O Paraná tem enfrentado um cenário de instabilidade climática, com a ocorrência de fortes tempestades que impactam diretamente o fornecimento de água potável em diversas regiões. Chuvas intensas, acompanhadas de ventanias e quedas de energia, têm levado a interrupções temporárias no abastecimento, afetando desde a captação até a distribuição. Moradores de áreas como Curitiba e seus arredores já relataram a falta do recurso por períodos prolongados, destacando a vulnerabilidade do sistema de saneamento diante de eventos climáticos extremos.
A natureza das tempestades causa desafios significativos no processo de tratamento de água. O alto volume de chuvas arrasta consigo terra, areia e matéria orgânica para os corpos hídricos utilizados como fonte de captação. Esse fenômeno eleva drasticamente a turbidez da água, dificultando e, em muitos casos, sobrecarregando os filtros das estações de tratamento. A qualidade da água bruta se torna um fator limitante para a continuidade do fornecimento.
Em situações de turbidez elevada, as estações de tratamento precisam operar sob condições adversas. O excesso de sedimentos pode comprometer o funcionamento de equipamentos cruciais, como as bombas de captação. Para proteger a infraestrutura e garantir a eficiência do tratamento, a Sanepar, companhia responsável pelo abastecimento em grande parte do estado, pode ser forçada a reduzir ou mesmo interromper temporariamente a produção. A água só retorna a condições adequadas para o processamento após a estabilização do cenário hídrico.
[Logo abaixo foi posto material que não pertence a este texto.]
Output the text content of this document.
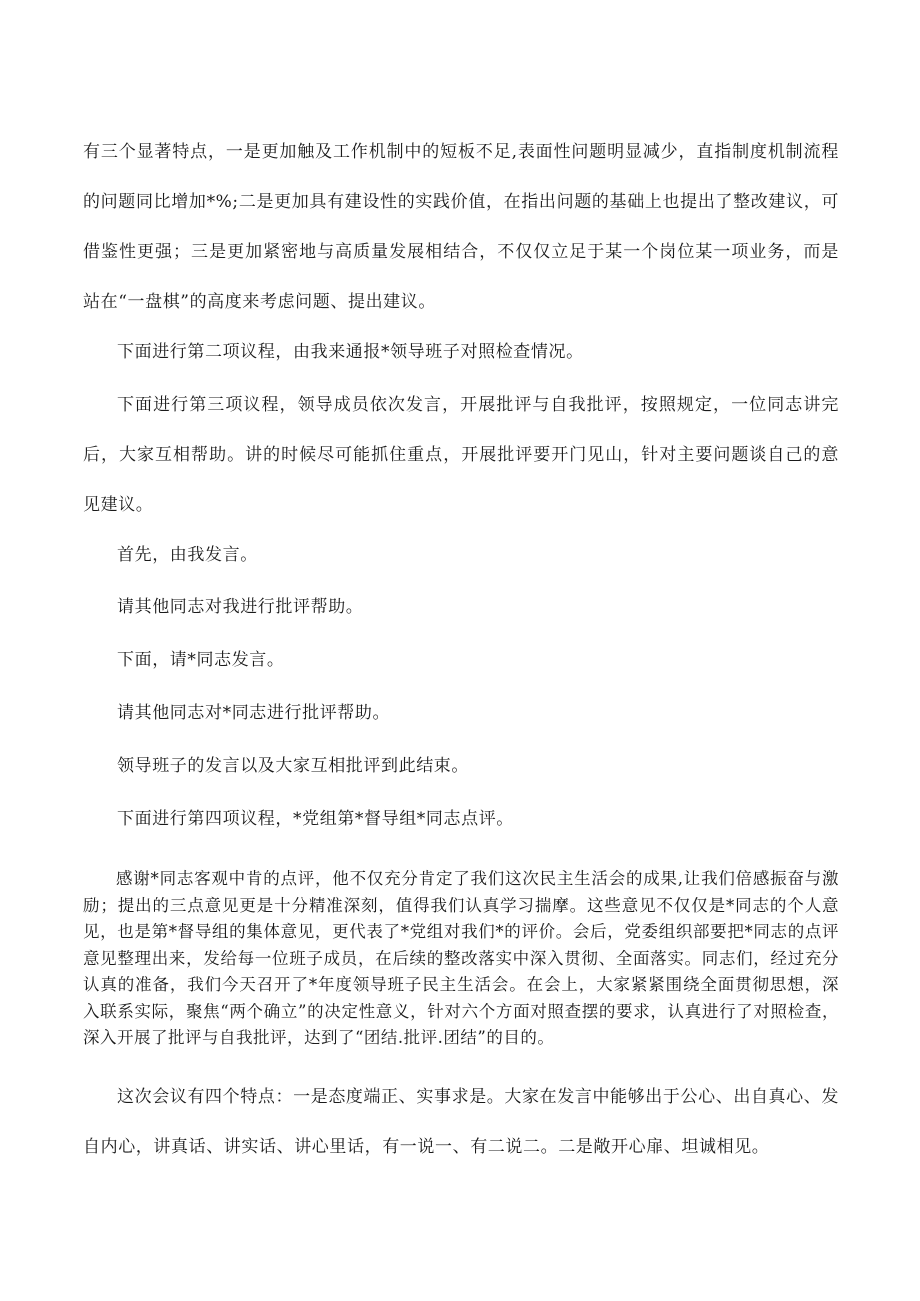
有三个显著特点，一是更加触及工作机制中的短板不足,表面性问题明显减少，直指制度机制流程的问题同比增加*%;二是更加具有建设性的实践价值，在指出问题的基础上也提出了整改建议，可借鉴性更强；三是更加紧密地与高质量发展相结合，不仅仅立足于某一个岗位某一项业务，而是站在“一盘棋”的高度来考虑问题、提出建议。

下面进行第二项议程，由我来通报*领导班子对照检查情况。

下面进行第三项议程，领导成员依次发言，开展批评与自我批评，按照规定，一位同志讲完后，大家互相帮助。讲的时候尽可能抓住重点，开展批评要开门见山，针对主要问题谈自己的意见建议。

首先，由我发言。

请其他同志对我进行批评帮助。

下面，请*同志发言。

请其他同志对*同志进行批评帮助。

领导班子的发言以及大家互相批评到此结束。

下面进行第四项议程，*党组第*督导组*同志点评。

感谢*同志客观中肯的点评，他不仅充分肯定了我们这次民主生活会的成果,让我们倍感振奋与激励；提出的三点意见更是十分精准深刻，值得我们认真学习揣摩。这些意见不仅仅是*同志的个人意见，也是第*督导组的集体意见，更代表了*党组对我们*的评价。会后，党委组织部要把*同志的点评意见整理出来，发给每一位班子成员，在后续的整改落实中深入贯彻、全面落实。同志们，经过充分认真的准备，我们今天召开了*年度领导班子民主生活会。在会上，大家紧紧围绕全面贯彻思想，深入联系实际，聚焦“两个确立”的决定性意义，针对六个方面对照查摆的要求，认真进行了对照检查，深入开展了批评与自我批评，达到了“团结.批评.团结”的目的。

这次会议有四个特点：一是态度端正、实事求是。大家在发言中能够出于公心、出自真心、发自内心，讲真话、讲实话、讲心里话，有一说一、有二说二。二是敞开心扉、坦诚相见。
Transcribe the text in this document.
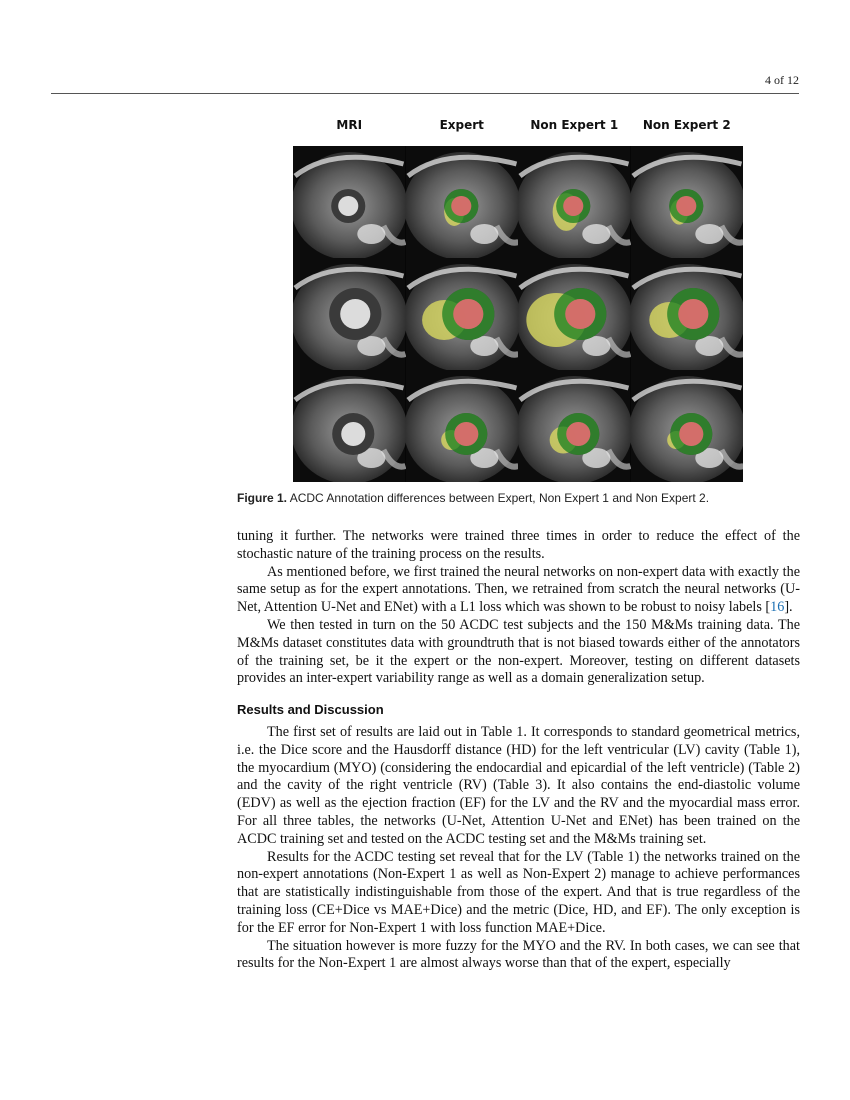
4 of 12
MRI	Expert	Non Expert 1	Non Expert 2
Figure 1. ACDC Annotation differences between Expert, Non Expert 1 and Non Expert 2.

tuning it further. The networks were trained three times in order to reduce the effect of the stochastic nature of the training process on the results.

As mentioned before, we first trained the neural networks on non-expert data with exactly the same setup as for the expert annotations. Then, we retrained from scratch the neural networks (U-Net, Attention U-Net and ENet) with a L1 loss which was shown to be robust to noisy labels [16].

We then tested in turn on the 50 ACDC test subjects and the 150 M&Ms training data. The M&Ms dataset constitutes data with groundtruth that is not biased towards either of the annotators of the training set, be it the expert or the non-expert. Moreover, testing on different datasets provides an inter-expert variability range as well as a domain generalization setup.

Results and Discussion

The first set of results are laid out in Table 1. It corresponds to standard geometrical metrics, i.e. the Dice score and the Hausdorff distance (HD) for the left ventricular (LV) cavity (Table 1), the myocardium (MYO) (considering the endocardial and epicardial of the left ventricle) (Table 2) and the cavity of the right ventricle (RV) (Table 3). It also contains the end-diastolic volume (EDV) as well as the ejection fraction (EF) for the LV and the RV and the myocardial mass error. For all three tables, the networks (U-Net, Attention U-Net and ENet) has been trained on the ACDC training set and tested on the ACDC testing set and the M&Ms training set.

Results for the ACDC testing set reveal that for the LV (Table 1) the networks trained on the non-expert annotations (Non-Expert 1 as well as Non-Expert 2) manage to achieve performances that are statistically indistinguishable from those of the expert. And that is true regardless of the training loss (CE+Dice vs MAE+Dice) and the metric (Dice, HD, and EF). The only exception is for the EF error for Non-Expert 1 with loss function MAE+Dice.

The situation however is more fuzzy for the MYO and the RV. In both cases, we can see that results for the Non-Expert 1 are almost always worse than that of the expert, especially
A dependência de energia elétrica para as operações de saneamento é outro ponto de vulnerabilidade explorado pelas tempestades. As unidades de captação, tratamento e distribuição contam com sistemas elétricos para o acionamento de bombas, elevatórias e outros equipamentos essenciais. Interrupções no fornecimento de energia, comuns durante eventos climáticos severos, levam à paralisação imediata dessas instalações.
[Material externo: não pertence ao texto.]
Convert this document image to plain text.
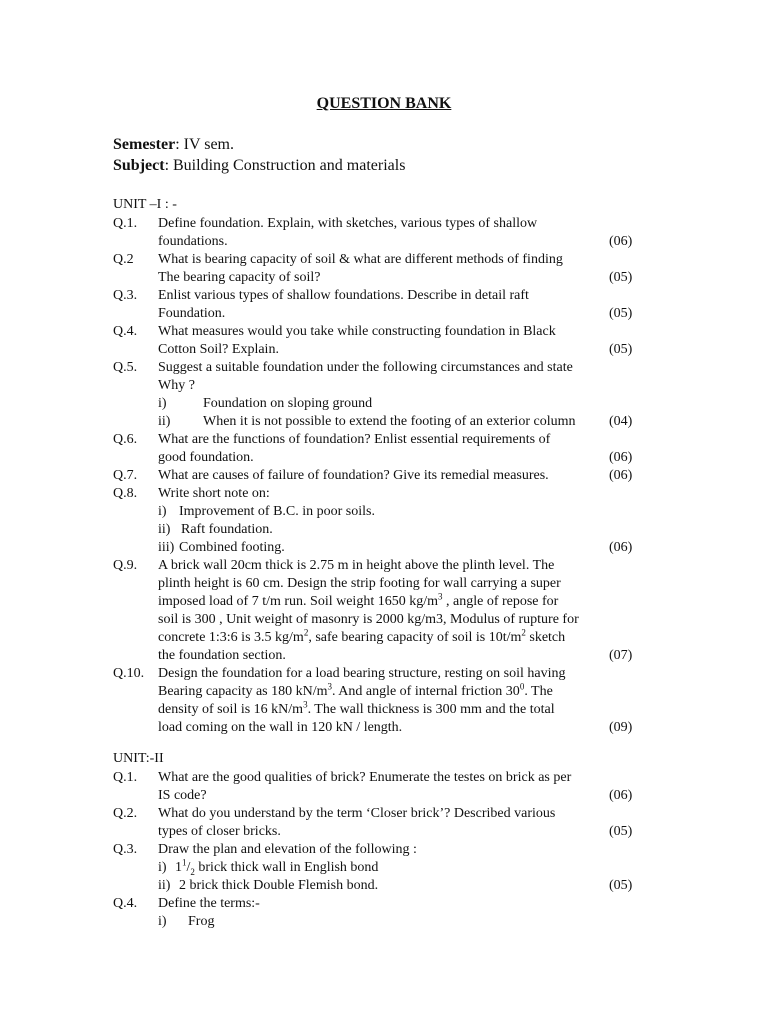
QUESTION BANK
Semester: IV sem.
Subject: Building Construction and materials
UNIT –I : -
Q.1. Define foundation. Explain, with sketches, various types of shallow
foundations.	(06)
Q.2 What is bearing capacity of soil & what are different methods of finding
The bearing capacity of soil?	(05)
Q.3. Enlist various types of shallow foundations. Describe in detail raft
Foundation.	(05)
Q.4. What measures would you take while constructing foundation in Black
Cotton Soil? Explain.	(05)
Q.5. Suggest a suitable foundation under the following circumstances and state
Why ?
i)	Foundation on sloping ground
ii) When it is not possible to extend the footing of an exterior column (04)
Q.6. What are the functions of foundation? Enlist essential requirements of
good foundation.	(06)
Q.7. What are causes of failure of foundation? Give its remedial measures.	(06)
Q.8. Write short note on:
i) Improvement of B.C. in poor soils.
ii) Raft foundation.
iii) Combined footing.	(06)
Q.9. A brick wall 20cm thick is 2.75 m in height above the plinth level. The
plinth height is 60 cm. Design the strip footing for wall carrying a super
imposed load of 7 t/m run. Soil weight 1650 $kg/m^3$ , angle of repose for
soil is 300 , Unit weight of masonry is 2000 kg/m3, Modulus of rupture for
concrete 1:3:6 is 3.5 $kg/m^2$, safe bearing capacity of soil is $10t/m^2$ sketch
the foundation section.	(07)
Q.10. Design the foundation for a load bearing structure, resting on soil having
Bearing capacity as 180 $kN/m^3$. And angle of internal friction $30^0$. The
density of soil is 16 $kN/m^3$. The wall thickness is 300 mm and the total
load coming on the wall in 120 kN / length.	(09)
UNIT:-II
Q.1. What are the good qualities of brick? Enumerate the testes on brick as per
IS code?	(06)
Q.2. What do you understand by the term ‘Closer brick’? Described various
types of closer bricks.	(05)
Q.3. Draw the plan and elevation of the following :
i) $1^1/_2$ brick thick wall in English bond
ii) 2 brick thick Double Flemish bond.	(05)
Q.4. Define the terms:-
i) Frog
A retomada do abastecimento após uma interrupção não é instantânea. Mesmo com o restabelecimento da energia e a melhora na qualidade da água captada, o sistema de produção e distribuição necessita de um período para ser reativado gradualmente. Essa progressividade visa evitar danos aos equipamentos e à rede de tubulações.
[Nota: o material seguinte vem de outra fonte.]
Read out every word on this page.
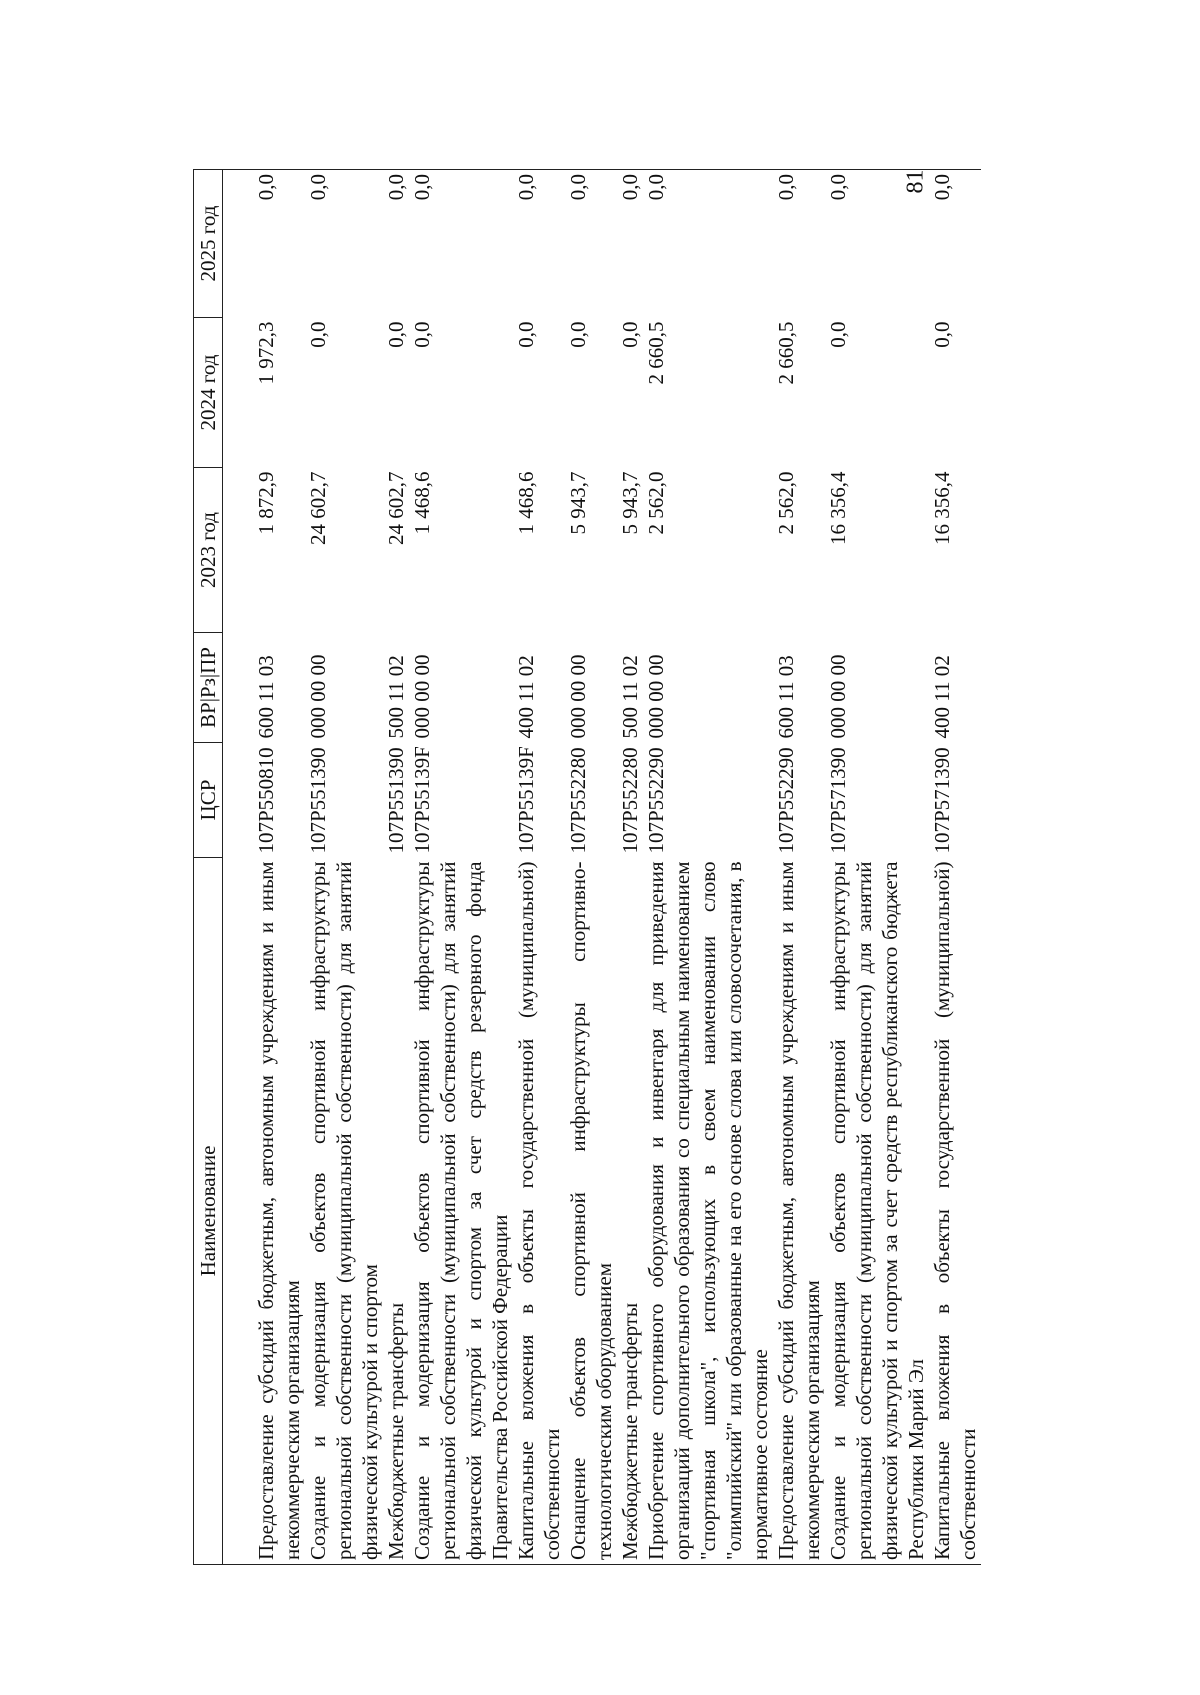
81
Наименование	ЦСР	ВР|Рз|ПР	2023 год	2024 год	2025 год

Предоставление субсидий бюджетным, автономным учреждениям и иным некоммерческим организациям	107P550810	600 11 03	1 872,9	1 972,3	0,0
Создание и модернизация объектов спортивной инфраструктуры региональной собственности (муниципальной собственности) для занятий физической культурой и спортом	107P551390	000 00 00	24 602,7	0,0	0,0
Межбюджетные трансферты	107P551390	500 11 02	24 602,7	0,0	0,0
Создание и модернизация объектов спортивной инфраструктуры региональной собственности (муниципальной собственности) для занятий физической культурой и спортом за счет средств резервного фонда Правительства Российской Федерации	107P55139F	000 00 00	1 468,6	0,0	0,0
Капитальные вложения в объекты государственной (муниципальной) собственности	107P55139F	400 11 02	1 468,6	0,0	0,0
Оснащение объектов спортивной инфраструктуры спортивно-технологическим оборудованием	107P552280	000 00 00	5 943,7	0,0	0,0
Межбюджетные трансферты	107P552280	500 11 02	5 943,7	0,0	0,0
Приобретение спортивного оборудования и инвентаря для приведения организаций дополнительного образования со специальным наименованием "спортивная школа", использующих в своем наименовании слово "олимпийский" или образованные на его основе слова или словосочетания, в нормативное состояние	107P552290	000 00 00	2 562,0	2 660,5	0,0
Предоставление субсидий бюджетным, автономным учреждениям и иным некоммерческим организациям	107P552290	600 11 03	2 562,0	2 660,5	0,0
Создание и модернизация объектов спортивной инфраструктуры региональной собственности (муниципальной собственности) для занятий физической культурой и спортом за счет средств республиканского бюджета Республики Марий Эл	107P571390	000 00 00	16 356,4	0,0	0,0
Капитальные вложения в объекты государственной (муниципальной) собственности	107P571390	400 11 02	16 356,4	0,0	0,0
Desafios na Distribuição e Recuperação do Sistema
As regiões mais distantes das estações de tratamento ou que se localizam em áreas elevadas tendem a ser as últimas a ter o fornecimento de água regularizado. Isso ocorre porque a pressão da água nos sistemas é restabelecida de forma progressiva, priorizando áreas que demandam menor esforço de bombeamento. A recuperação completa da pressão em toda a rede pode levar horas, dependendo da extensão e complexidade do sistema.
A fragilidade do sistema de abastecimento diante de fenômenos climáticos extremos ressalta a importância de estratégias de mitigação e adaptação. A atualização de infraestruturas, a diversificação de fontes de captação e o fortalecimento de sistemas de alerta são medidas cruciais para aumentar a resiliência. Investimentos em tecnologia para monitoramento em tempo real e em sistemas de armazenamento estratégico também podem minimizar os impactos em momentos de crise.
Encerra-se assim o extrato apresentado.